The PCI Council and retail ISAC offered several best practices that online merchants can use to mitigate their exposure to the threat. To detect card-sniffers for instance, organizations should consider using file-integrity monitoring or change-detection tools, perform internal and external vulnerability scans, and should conduct periodic penetration tests.
To prevent infection, organizations should patch security vulnerabilities, implement updated malware detection tools, limit access to critical data, and use strong authentication for accessing system key components, they said.

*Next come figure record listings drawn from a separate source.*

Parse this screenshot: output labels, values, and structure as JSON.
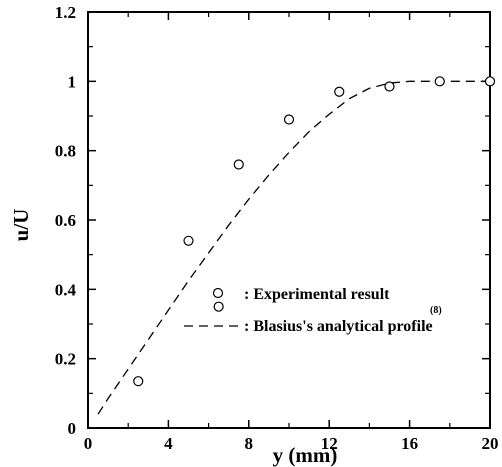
{
  "chart_data": {
    "type": "scatter",
    "xlabel": "y (mm)",
    "ylabel": "u/U",
    "xlim": [
      0,
      20
    ],
    "ylim": [
      0,
      1.2
    ],
    "xticks": [
      "0",
      "4",
      "8",
      "12",
      "16",
      "20"
    ],
    "yticks": [
      "0",
      "0.2",
      "0.4",
      "0.6",
      "0.8",
      "1",
      "1.2"
    ],
    "grid": false,
    "legend_position": "lower-right",
    "series": [
      {
        "name": ": Experimental result",
        "marker": "open-circle",
        "x": [
          2.5,
          5.0,
          6.5,
          7.5,
          10.0,
          12.5,
          15.0,
          17.5,
          20.0
        ],
        "y": [
          0.135,
          0.54,
          0.35,
          0.76,
          0.89,
          0.97,
          0.985,
          1.0,
          1.0
        ]
      },
      {
        "name": ": Blasius's analytical profile",
        "line": "dashed",
        "x": [
          0.5,
          1,
          2,
          3,
          4,
          5,
          6,
          7,
          8,
          9,
          10,
          11,
          12,
          13,
          14,
          15,
          16,
          17,
          18,
          19,
          20
        ],
        "y": [
          0.04,
          0.085,
          0.17,
          0.255,
          0.34,
          0.425,
          0.505,
          0.585,
          0.66,
          0.73,
          0.795,
          0.855,
          0.905,
          0.95,
          0.98,
          0.995,
          1.0,
          1.0,
          1.0,
          1.0,
          1.0
        ]
      }
    ],
    "legend_ref": "(8)"
  }
}
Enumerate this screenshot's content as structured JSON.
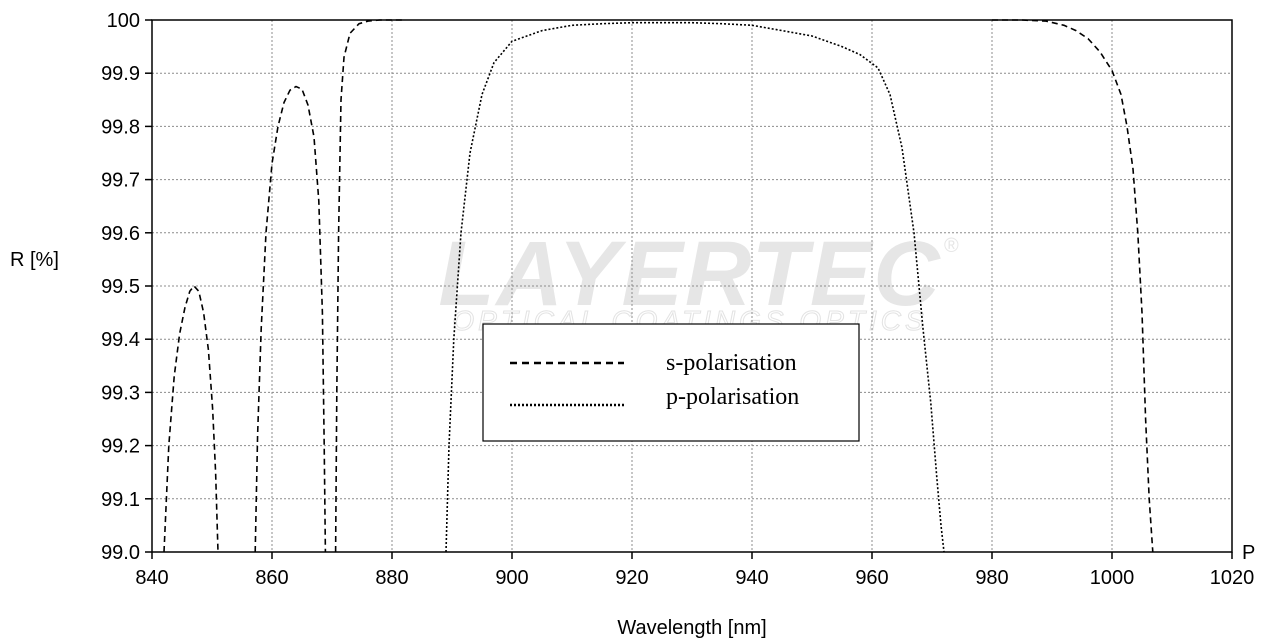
{
  "chart_data": {
    "type": "line",
    "title": "",
    "xlabel": "Wavelength [nm]",
    "ylabel": "R [%]",
    "x_axis_end_marker": "P",
    "xlim": [
      840,
      1020
    ],
    "ylim": [
      99.0,
      100.0
    ],
    "x_ticks": [
      840,
      860,
      880,
      900,
      920,
      940,
      960,
      980,
      1000,
      1020
    ],
    "x_tick_labels": [
      "840",
      "860",
      "880",
      "900",
      "920",
      "940",
      "960",
      "980",
      "1000",
      "1020"
    ],
    "y_ticks": [
      99.0,
      99.1,
      99.2,
      99.3,
      99.4,
      99.5,
      99.6,
      99.7,
      99.8,
      99.9,
      100.0
    ],
    "y_tick_labels": [
      "99.0",
      "99.1",
      "99.2",
      "99.3",
      "99.4",
      "99.5",
      "99.6",
      "99.7",
      "99.8",
      "99.9",
      "100"
    ],
    "grid": true,
    "legend_position": "center",
    "series": [
      {
        "name": "s-polarisation",
        "style": "dashed",
        "color": "#000000",
        "segments": [
          [
            [
              842.0,
              99.0
            ],
            [
              842.8,
              99.2
            ],
            [
              843.7,
              99.33
            ],
            [
              844.6,
              99.41
            ],
            [
              845.5,
              99.46
            ],
            [
              846.3,
              99.49
            ],
            [
              847.0,
              99.5
            ],
            [
              847.8,
              99.49
            ],
            [
              848.6,
              99.45
            ],
            [
              849.4,
              99.38
            ],
            [
              850.1,
              99.27
            ],
            [
              850.6,
              99.15
            ],
            [
              851.0,
              99.0
            ]
          ],
          [
            [
              857.2,
              99.0
            ],
            [
              857.6,
              99.22
            ],
            [
              858.2,
              99.42
            ],
            [
              859.0,
              99.6
            ],
            [
              860.0,
              99.73
            ],
            [
              861.0,
              99.8
            ],
            [
              862.0,
              99.845
            ],
            [
              863.0,
              99.868
            ],
            [
              864.0,
              99.875
            ],
            [
              865.0,
              99.87
            ],
            [
              866.0,
              99.84
            ],
            [
              867.0,
              99.78
            ],
            [
              867.8,
              99.66
            ],
            [
              868.4,
              99.45
            ],
            [
              868.7,
              99.2
            ],
            [
              868.9,
              99.0
            ]
          ],
          [
            [
              870.6,
              99.0
            ],
            [
              870.8,
              99.3
            ],
            [
              871.1,
              99.6
            ],
            [
              871.5,
              99.85
            ],
            [
              872.0,
              99.93
            ],
            [
              873.0,
              99.975
            ],
            [
              874.5,
              99.993
            ],
            [
              876.0,
              99.998
            ],
            [
              878.0,
              100.0
            ],
            [
              880.0,
              100.0
            ],
            [
              882.0,
              100.0
            ]
          ]
        ]
      },
      {
        "name": "",
        "style": "dashed",
        "color": "#000000",
        "segments": [
          [
            [
              980.0,
              100.0
            ],
            [
              985.0,
              100.0
            ],
            [
              989.0,
              99.998
            ],
            [
              992.0,
              99.99
            ],
            [
              994.0,
              99.98
            ],
            [
              996.0,
              99.965
            ],
            [
              998.0,
              99.94
            ],
            [
              1000.0,
              99.905
            ],
            [
              1001.5,
              99.86
            ],
            [
              1002.5,
              99.8
            ],
            [
              1003.5,
              99.72
            ],
            [
              1004.3,
              99.6
            ],
            [
              1005.0,
              99.45
            ],
            [
              1005.6,
              99.25
            ],
            [
              1006.2,
              99.1
            ],
            [
              1006.8,
              99.0
            ]
          ]
        ]
      },
      {
        "name": "p-polarisation",
        "style": "dotted",
        "color": "#000000",
        "segments": [
          [
            [
              889.0,
              99.0
            ],
            [
              889.5,
              99.2
            ],
            [
              890.3,
              99.4
            ],
            [
              891.5,
              99.6
            ],
            [
              893.0,
              99.75
            ],
            [
              895.0,
              99.86
            ],
            [
              897.0,
              99.92
            ],
            [
              900.0,
              99.96
            ],
            [
              905.0,
              99.98
            ],
            [
              910.0,
              99.99
            ],
            [
              915.0,
              99.993
            ],
            [
              920.0,
              99.995
            ],
            [
              925.0,
              99.995
            ],
            [
              930.0,
              99.995
            ],
            [
              935.0,
              99.993
            ],
            [
              940.0,
              99.99
            ],
            [
              945.0,
              99.98
            ],
            [
              950.0,
              99.97
            ],
            [
              955.0,
              99.95
            ],
            [
              958.0,
              99.935
            ],
            [
              961.0,
              99.91
            ],
            [
              963.0,
              99.86
            ],
            [
              965.0,
              99.76
            ],
            [
              967.0,
              99.6
            ],
            [
              968.5,
              99.42
            ],
            [
              969.8,
              99.28
            ],
            [
              970.8,
              99.14
            ],
            [
              971.5,
              99.05
            ],
            [
              972.0,
              99.0
            ]
          ]
        ]
      }
    ],
    "legend_entries": [
      {
        "label": "s-polarisation",
        "style": "dashed"
      },
      {
        "label": "p-polarisation",
        "style": "dotted"
      }
    ],
    "watermark": {
      "main": "LAYERTEC",
      "sub": "OPTICAL COATINGS  OPTICS",
      "mark": "®"
    }
  }
}
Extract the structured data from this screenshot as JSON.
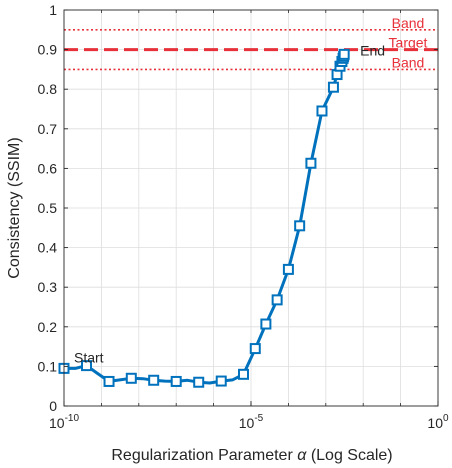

"We want to note that a great amount of our emphasis is on the risks presented from beyond known third-party integrations," RH-ISAC's Kizzee says.
These may be an extension of third-party integrations that are generally not known by the companies that own and maintain the e-commerce websites. "They are thus a source of risk that companies are neither aware of, nor actively managing, in their risk management activities," Kizzee says.